Глава третья. На птичьих правах
1. ДиковинкиПо обычаю прежних лет на «Избиение младенцев» мы отправились к Корнетову. Чудак не предупредил и, туркнувшись на Кавалергардскую, мы поцеловали замок: оказалось, еще осенью вскоре после Летопроводца, никому не сказавшись, покинул он свое долголетнее насиженное гнездо. Хочешь не хочешь, а пришлось тащиться на противоположный конец. И с грехом пополам на «птичьих правах», вися на подножке трамвая, а само собой без билетов, добрались мы до Карповки. А от Карповки до Песочной рукой подать.

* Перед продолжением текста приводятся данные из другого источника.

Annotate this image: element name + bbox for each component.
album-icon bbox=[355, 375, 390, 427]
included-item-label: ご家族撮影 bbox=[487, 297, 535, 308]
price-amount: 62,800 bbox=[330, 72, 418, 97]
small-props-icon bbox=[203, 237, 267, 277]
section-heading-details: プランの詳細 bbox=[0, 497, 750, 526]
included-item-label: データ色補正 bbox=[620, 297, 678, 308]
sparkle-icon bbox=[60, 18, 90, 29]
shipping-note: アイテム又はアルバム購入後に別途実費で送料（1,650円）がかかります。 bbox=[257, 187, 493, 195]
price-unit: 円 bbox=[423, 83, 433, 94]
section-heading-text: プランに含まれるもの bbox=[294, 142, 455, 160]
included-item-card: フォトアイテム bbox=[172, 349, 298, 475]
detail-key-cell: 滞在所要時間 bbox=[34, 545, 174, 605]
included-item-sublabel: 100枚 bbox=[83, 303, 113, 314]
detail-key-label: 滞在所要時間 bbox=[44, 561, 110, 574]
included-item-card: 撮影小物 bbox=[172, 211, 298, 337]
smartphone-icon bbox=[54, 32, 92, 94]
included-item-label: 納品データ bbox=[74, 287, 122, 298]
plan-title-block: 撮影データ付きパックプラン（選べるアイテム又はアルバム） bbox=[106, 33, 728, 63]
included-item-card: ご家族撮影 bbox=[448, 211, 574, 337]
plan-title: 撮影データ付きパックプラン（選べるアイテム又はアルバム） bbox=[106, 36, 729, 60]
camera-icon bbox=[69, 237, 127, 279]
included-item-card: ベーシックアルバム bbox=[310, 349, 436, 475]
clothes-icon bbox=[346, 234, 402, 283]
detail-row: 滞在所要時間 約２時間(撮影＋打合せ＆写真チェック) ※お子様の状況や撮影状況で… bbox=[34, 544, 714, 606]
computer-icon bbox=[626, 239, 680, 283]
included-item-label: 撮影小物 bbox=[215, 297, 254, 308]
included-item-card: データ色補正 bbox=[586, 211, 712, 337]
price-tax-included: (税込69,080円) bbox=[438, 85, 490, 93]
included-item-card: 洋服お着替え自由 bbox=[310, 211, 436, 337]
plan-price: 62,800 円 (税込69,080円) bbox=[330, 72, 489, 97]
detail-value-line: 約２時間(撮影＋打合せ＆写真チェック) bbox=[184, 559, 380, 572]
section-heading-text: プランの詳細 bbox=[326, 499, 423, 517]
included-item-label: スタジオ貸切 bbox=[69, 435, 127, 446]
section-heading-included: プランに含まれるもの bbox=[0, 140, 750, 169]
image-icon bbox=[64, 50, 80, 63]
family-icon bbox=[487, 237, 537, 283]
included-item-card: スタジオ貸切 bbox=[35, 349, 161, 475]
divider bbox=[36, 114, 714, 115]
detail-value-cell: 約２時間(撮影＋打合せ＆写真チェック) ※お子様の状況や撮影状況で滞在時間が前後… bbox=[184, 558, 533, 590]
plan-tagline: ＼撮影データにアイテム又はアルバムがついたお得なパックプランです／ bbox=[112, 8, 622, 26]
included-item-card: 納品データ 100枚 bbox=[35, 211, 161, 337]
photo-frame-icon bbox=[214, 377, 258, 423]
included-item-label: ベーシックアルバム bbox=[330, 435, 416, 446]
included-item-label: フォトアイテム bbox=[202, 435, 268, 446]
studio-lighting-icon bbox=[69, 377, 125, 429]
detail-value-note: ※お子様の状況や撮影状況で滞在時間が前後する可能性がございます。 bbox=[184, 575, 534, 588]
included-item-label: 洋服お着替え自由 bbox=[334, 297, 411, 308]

И благополучно отыскали дом – вроде дачи, такая легкая стройка. Но тут-то и натерпелись.24
Нам не только сказано было на Кавалергардской, но и собственными глазами все мы видели – в домовой книге записано, что квартира Корнетова № 3, а как раз № 3 в доме не было: было всего две квартиры и никакой третьей. И дворника не разыщешь – какие уж по нынешним военным временам дворники, хотя бы дворничиха высунулась! – и дворничихи нет, и спросить не у кого. Кто посмелее, заглянул было на черный ход, да сейчас же и назад: через всю лестницу врастяжку лежал рыжий пес, тихий и смирный, да кто же его знает! Правильнее всего было бы разойтись по домам, но это показалось очень обидно: в самом деле, не маленькие, в Петербурге и не отыскать!
Кто-то заметил в верхнем этаже красные корнетовские занавески. И ободрившись, решили ломиться в квартиру № 2. Впрочем, зачем и ломиться? – звонка не было, а дверь не заперта – и оставалось только приоткрыть дверь. Да так мы и сделали. И попали во тьму кромешную.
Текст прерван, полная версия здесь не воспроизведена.